Au fil des années, la buvette a su conserver son esprit « bon enfant » et on a parfois l’impression de revivre l’atmosphère d’une cour de récréation. En cercle, les gens discutent, se chambrent, imaginent des scénarios pour le match à venir… Des moments de convivialité d’autant plus appréciés que dans les stades, le smartphone reprend ses droits et Instagram, Vine, Twitter, Snapchat, Facebook… animent les débats. Le 9 janvier 2016, l’Olympique Lyonnais inaugurait en grande pompe son nouveau stade. Un vaisseau de 60 000 places ultra-connecté et les chiffres donnent le tournis : 25 000 connexions, une application mobile dédiée à l’expérience stade, 300 écrans connectés au match, commande à la place, replays vidéo et vidéos live… Conséquence dans plusieurs stades européens ? Certains supporters « interdisent en virage » les mobiles pour se concentrer sur le match et l’animation !
Evoluer ou mourir ?
A la veille de l’Euro 2016, les villes françaises se sont dotées de nouvelles infrastructures : Lyon, Nice, Lille et Bordeaux disposent désormais de stades flambants neufs.
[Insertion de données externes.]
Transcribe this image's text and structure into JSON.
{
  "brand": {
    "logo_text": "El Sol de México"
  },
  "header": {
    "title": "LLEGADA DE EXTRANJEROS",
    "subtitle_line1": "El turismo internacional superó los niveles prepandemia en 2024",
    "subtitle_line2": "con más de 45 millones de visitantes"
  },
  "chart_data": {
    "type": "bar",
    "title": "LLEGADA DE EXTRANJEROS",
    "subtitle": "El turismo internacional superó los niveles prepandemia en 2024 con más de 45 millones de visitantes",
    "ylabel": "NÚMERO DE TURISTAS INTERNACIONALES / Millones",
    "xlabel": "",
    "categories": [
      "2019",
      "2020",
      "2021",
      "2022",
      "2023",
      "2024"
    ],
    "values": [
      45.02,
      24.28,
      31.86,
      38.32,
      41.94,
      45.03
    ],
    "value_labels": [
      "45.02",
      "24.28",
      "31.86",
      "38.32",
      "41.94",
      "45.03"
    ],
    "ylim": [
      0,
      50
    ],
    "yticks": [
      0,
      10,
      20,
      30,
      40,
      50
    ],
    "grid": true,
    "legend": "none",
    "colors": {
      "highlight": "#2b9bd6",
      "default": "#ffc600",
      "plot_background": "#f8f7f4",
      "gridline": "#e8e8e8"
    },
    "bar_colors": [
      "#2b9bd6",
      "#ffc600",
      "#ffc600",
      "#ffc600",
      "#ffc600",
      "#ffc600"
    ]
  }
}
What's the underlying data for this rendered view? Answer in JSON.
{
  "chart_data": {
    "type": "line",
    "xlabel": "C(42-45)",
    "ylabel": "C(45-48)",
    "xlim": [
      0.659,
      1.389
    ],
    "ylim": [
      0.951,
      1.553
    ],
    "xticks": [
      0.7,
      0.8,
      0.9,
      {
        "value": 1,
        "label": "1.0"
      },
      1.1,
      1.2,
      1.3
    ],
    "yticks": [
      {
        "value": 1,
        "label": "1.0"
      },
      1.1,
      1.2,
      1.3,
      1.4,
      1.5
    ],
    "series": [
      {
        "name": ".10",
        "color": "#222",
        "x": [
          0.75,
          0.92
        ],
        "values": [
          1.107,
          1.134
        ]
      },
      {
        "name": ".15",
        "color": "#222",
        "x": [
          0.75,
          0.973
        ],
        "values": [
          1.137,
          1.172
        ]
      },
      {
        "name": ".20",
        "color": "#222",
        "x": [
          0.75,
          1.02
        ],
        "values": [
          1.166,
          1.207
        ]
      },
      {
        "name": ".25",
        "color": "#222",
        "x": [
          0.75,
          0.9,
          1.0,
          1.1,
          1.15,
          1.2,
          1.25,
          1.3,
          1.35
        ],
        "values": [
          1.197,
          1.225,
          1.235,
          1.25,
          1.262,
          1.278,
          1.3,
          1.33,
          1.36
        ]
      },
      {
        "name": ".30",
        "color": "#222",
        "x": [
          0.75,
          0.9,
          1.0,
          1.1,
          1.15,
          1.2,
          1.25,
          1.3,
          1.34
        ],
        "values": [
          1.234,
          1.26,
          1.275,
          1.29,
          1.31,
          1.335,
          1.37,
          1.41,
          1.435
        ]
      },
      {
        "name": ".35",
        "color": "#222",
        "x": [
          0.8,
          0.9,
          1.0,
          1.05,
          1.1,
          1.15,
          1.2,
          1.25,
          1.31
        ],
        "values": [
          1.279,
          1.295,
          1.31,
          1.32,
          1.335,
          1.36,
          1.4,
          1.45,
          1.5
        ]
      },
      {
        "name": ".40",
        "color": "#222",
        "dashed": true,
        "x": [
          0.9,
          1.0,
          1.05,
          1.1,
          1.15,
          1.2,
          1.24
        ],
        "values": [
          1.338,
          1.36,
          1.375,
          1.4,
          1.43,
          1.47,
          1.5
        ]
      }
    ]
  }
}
Comment intégrer la buvette à ces nouveaux environnements ? « Concernant l’infrastructure, il y a un double mouvement : les nouveaux stades -comme à Lyon ou Nice- intègrent désormais les buvettes « officielles » dans leur édifice, donc celles-ci font partie intégrantes du stade. Dans le même temps, certaines « non-officielles », que l’on retrouve autour, se voient exclure de « l’environnement stade », comme c’est le cas par exemple à Bordeaux où la mairie a replacé les historiques de Chaban-Delmas (ancien stade des Girondins de Bordeaux) à 800m du Matmut Atlantique. Aussi, les foodtrucks modernes tendent progressivement à remplacer les camions-pizza et les stands avec bâches autour des stades », détaille Guillaume Blot.
Il va falloir d’ailleurs revoir son offre pour s’adapter aux exigences d’un public qui veut consommer mieux et moins gras : « Côté carte, je pense que le changement sera plus visible. Les frites, les sandwiches et autres nourritures basiques resteront, mais elles seront à mon sens accompagnées dans les années qui viennent par d’autres plats « lèches-doigts » comme des tacos ou des bobuns, par exemple. Je pense qu’il y aura également une montée en « raffinement » impulsée par certains stands, des plats moins gras, pour plaire à des spectateurs plus attirés par le fait de « manger quelque chose de sain pour eux » plus que par le rituel de se retrouver autour d’une barquette. C’est ce qui se passe déjà aux États-Unis dans les grandes enceintes sportives ». Cette modernisation sonne-t-elle le glas de ces marchands ambulants? Un stade sera-t-il toujours un stade sans ces commerces ? Il y a quelques jours, les fidèles des travées d’Anfield Road à Liverpool protestaient contre la hausse des tarifs des billets et des banderoles protestaient : « Football without fans is nothing ». C’est un peu la même chose pour la buvette.